Antoine Skaff is a dentist who practices in West Virginia and has been featured in international news platforms for his contributions to his community and beyond as a mentor and as a good samaritan.
Originally prominently featured for his immigrant success story, having fled a civil war by boat with only $200 to his name in 1976, Skaff is taking to online platforms and his own website to encourage people to follow their passions in dentistry, or whichever path they choose.
While Antoine Skaff provided concrete advice to aspiring dentists, he is also quick to help those who are starting their educational journey in a new country. He recommends that young people work hard today so that their effort can pay off in the future when they embark on their careers.
Skaff’s education started at the University of Ottawa in 1977, and it continues today as dentistry is ever changing.
One of Antoine Skaff’s main pieces of advice is to continue learning no matter what stage you are at in your career. Whether you’re a new dentist familiar with more modern techniques or someone who has been practicing for decades, it’s important to be receptive to new information and seek to get better.
By getting better at dentistry, you’re doing a favor to your patients, yourself and your family.
Skaff says that it’s important for young dentists to realize that they play a significant role in improving the quality of life of their patients. When you care about your patients and seek to give them the best treatment possible, you’re doing more than just enhancing their smile. You’re helping them live a fulfilling, healthy and more worry-free life.
Antoine Skaff goes on to say that it’s important to always advise patients on what is best for them, and to do so in the most honest way possible.
“Even though pulling the tooth is the cheapest route, it’s not always the best route and it should be the last resort because to replace that one tooth is going to cost you and be much more expensive than fixing it.”

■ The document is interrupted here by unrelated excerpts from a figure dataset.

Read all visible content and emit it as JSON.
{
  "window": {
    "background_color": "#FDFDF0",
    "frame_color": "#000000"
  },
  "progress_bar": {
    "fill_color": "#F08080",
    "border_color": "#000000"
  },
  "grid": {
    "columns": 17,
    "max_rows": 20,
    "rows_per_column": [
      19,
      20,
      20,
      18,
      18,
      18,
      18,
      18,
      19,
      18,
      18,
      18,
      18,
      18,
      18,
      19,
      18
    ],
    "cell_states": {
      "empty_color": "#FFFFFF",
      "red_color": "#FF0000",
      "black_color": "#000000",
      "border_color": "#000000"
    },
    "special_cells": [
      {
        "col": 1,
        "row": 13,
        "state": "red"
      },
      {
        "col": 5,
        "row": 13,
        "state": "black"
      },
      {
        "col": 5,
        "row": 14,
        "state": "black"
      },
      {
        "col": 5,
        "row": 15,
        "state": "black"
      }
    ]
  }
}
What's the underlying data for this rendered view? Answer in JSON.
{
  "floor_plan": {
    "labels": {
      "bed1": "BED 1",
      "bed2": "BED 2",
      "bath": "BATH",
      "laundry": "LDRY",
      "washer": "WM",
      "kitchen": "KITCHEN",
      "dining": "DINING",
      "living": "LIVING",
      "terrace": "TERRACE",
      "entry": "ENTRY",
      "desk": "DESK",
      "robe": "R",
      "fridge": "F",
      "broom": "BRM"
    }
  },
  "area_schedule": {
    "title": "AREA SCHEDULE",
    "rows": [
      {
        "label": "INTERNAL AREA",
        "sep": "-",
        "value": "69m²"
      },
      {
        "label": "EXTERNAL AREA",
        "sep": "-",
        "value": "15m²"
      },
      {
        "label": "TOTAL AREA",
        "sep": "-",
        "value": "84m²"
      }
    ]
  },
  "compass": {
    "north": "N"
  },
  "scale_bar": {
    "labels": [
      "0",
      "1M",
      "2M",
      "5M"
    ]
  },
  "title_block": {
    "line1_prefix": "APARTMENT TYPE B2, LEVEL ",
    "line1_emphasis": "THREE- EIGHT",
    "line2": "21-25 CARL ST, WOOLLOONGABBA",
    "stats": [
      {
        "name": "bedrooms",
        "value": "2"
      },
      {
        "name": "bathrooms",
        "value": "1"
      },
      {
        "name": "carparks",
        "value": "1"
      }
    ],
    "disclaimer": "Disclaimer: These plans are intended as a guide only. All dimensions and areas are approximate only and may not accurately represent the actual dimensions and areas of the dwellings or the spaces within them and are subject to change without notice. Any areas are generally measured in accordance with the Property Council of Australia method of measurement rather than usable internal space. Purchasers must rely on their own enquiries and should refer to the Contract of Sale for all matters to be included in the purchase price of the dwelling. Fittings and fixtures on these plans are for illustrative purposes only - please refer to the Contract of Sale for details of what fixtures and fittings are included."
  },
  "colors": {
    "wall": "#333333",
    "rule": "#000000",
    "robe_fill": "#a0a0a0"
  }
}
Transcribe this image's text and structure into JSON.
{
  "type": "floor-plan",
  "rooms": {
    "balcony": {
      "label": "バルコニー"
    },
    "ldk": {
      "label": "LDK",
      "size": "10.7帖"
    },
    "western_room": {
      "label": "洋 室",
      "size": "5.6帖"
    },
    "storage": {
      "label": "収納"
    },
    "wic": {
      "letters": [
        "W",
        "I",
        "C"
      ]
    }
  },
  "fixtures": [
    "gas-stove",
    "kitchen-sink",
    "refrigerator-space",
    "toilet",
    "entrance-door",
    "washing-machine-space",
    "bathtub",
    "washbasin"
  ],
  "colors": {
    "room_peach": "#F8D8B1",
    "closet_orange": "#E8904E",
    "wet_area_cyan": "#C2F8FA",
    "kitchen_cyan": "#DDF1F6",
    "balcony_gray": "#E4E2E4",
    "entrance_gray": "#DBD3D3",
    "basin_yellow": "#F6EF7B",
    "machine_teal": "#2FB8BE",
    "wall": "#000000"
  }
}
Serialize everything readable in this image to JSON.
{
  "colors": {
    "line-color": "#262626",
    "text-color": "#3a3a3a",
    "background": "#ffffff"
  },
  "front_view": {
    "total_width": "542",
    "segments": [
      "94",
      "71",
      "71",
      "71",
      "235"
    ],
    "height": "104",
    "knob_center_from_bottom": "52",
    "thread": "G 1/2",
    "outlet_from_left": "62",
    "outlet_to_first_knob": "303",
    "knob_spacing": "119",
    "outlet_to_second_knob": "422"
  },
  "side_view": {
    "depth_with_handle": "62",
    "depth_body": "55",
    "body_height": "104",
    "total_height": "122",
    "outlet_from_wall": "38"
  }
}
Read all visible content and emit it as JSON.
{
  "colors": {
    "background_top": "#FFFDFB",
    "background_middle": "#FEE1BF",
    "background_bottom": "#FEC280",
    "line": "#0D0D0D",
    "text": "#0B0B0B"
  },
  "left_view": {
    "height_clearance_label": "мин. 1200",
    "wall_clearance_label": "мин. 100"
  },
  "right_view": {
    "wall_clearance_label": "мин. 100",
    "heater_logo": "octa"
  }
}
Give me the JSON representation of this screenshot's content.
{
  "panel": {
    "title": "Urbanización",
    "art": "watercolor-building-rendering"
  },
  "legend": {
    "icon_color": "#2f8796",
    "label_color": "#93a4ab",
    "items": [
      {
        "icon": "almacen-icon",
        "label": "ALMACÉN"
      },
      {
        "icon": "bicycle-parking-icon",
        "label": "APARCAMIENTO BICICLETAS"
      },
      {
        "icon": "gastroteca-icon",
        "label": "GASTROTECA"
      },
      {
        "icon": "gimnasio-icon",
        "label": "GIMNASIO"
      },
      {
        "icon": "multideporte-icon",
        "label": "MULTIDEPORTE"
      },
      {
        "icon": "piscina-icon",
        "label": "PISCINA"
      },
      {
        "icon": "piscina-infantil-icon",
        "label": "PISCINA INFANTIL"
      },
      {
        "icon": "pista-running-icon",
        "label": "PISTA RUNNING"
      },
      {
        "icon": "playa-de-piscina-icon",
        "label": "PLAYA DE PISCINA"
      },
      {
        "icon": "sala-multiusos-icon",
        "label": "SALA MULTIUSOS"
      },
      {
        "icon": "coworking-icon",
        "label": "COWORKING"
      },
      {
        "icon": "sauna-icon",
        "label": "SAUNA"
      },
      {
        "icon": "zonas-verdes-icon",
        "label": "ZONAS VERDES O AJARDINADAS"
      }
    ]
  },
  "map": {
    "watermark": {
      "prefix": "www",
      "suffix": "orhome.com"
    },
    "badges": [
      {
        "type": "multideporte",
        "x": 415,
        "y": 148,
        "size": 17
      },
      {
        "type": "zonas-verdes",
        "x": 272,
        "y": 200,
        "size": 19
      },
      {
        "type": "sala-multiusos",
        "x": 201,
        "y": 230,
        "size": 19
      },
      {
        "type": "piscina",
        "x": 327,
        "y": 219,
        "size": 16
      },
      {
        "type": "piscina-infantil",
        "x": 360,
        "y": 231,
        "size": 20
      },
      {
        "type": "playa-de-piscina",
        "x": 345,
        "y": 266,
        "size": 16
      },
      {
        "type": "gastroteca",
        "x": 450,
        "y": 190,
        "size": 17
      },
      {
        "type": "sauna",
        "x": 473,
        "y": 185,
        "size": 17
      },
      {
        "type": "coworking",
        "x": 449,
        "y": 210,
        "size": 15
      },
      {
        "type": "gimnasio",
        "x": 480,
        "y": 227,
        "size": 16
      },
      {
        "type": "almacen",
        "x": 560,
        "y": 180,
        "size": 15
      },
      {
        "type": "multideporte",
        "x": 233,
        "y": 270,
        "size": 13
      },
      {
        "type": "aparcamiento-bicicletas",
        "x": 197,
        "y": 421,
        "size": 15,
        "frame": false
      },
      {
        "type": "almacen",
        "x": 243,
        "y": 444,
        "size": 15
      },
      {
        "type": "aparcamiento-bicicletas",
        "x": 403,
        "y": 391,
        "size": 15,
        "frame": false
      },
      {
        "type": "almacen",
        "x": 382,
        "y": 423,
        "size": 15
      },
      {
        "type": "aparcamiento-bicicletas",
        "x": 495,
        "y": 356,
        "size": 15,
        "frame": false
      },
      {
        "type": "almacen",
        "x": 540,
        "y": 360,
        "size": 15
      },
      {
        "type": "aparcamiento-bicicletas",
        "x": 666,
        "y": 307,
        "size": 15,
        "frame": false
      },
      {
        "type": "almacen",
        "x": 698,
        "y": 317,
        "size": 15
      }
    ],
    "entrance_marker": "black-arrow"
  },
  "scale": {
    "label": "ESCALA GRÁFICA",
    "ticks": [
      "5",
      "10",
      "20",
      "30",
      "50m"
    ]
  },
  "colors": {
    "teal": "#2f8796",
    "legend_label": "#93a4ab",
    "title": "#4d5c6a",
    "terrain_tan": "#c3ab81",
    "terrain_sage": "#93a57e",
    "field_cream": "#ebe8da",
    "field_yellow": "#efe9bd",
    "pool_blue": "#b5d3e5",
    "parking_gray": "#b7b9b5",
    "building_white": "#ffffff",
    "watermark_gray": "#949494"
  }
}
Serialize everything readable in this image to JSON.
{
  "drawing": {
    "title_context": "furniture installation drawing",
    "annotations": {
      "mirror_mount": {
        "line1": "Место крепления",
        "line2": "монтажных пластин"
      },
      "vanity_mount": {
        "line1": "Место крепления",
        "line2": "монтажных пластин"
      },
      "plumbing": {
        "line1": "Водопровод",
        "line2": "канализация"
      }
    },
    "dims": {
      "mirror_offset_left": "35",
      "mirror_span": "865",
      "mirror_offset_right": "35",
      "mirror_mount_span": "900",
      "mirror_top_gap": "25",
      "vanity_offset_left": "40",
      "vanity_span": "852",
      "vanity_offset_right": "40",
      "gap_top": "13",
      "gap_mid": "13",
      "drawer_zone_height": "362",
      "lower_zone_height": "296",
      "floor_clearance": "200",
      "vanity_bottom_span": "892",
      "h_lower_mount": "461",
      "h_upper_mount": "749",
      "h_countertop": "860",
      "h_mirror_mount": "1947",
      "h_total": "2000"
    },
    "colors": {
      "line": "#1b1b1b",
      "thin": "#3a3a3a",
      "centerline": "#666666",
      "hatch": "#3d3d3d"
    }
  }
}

Skaff also has advice for budding dentists who are thinking of opening up their own practices. He says in the early days, he put as much as he possibly could back into the business. Skaff says this is one of the best decisions he ever made in the early days of his practice because it allowed him to pay down debts and open a second location.
To expand on this point, Skaff says he saved as much money as he possibly could when he was a student so that he could have more options and opportunities when he began working.
Skaff remembers walking 20 miles to get home to avoid paying taxi fare when the buses stopped running late at night. He also remembers living in a 10 by 10 flat with no heating, surviving on pork, beans and expired bread when he was a student.
While Skaff doesn’t recommend people following in his footsteps deprive themselves, he does encourage them to be mindful of their expenses and their cash flow.
“It’s important to keep your eye on the future.”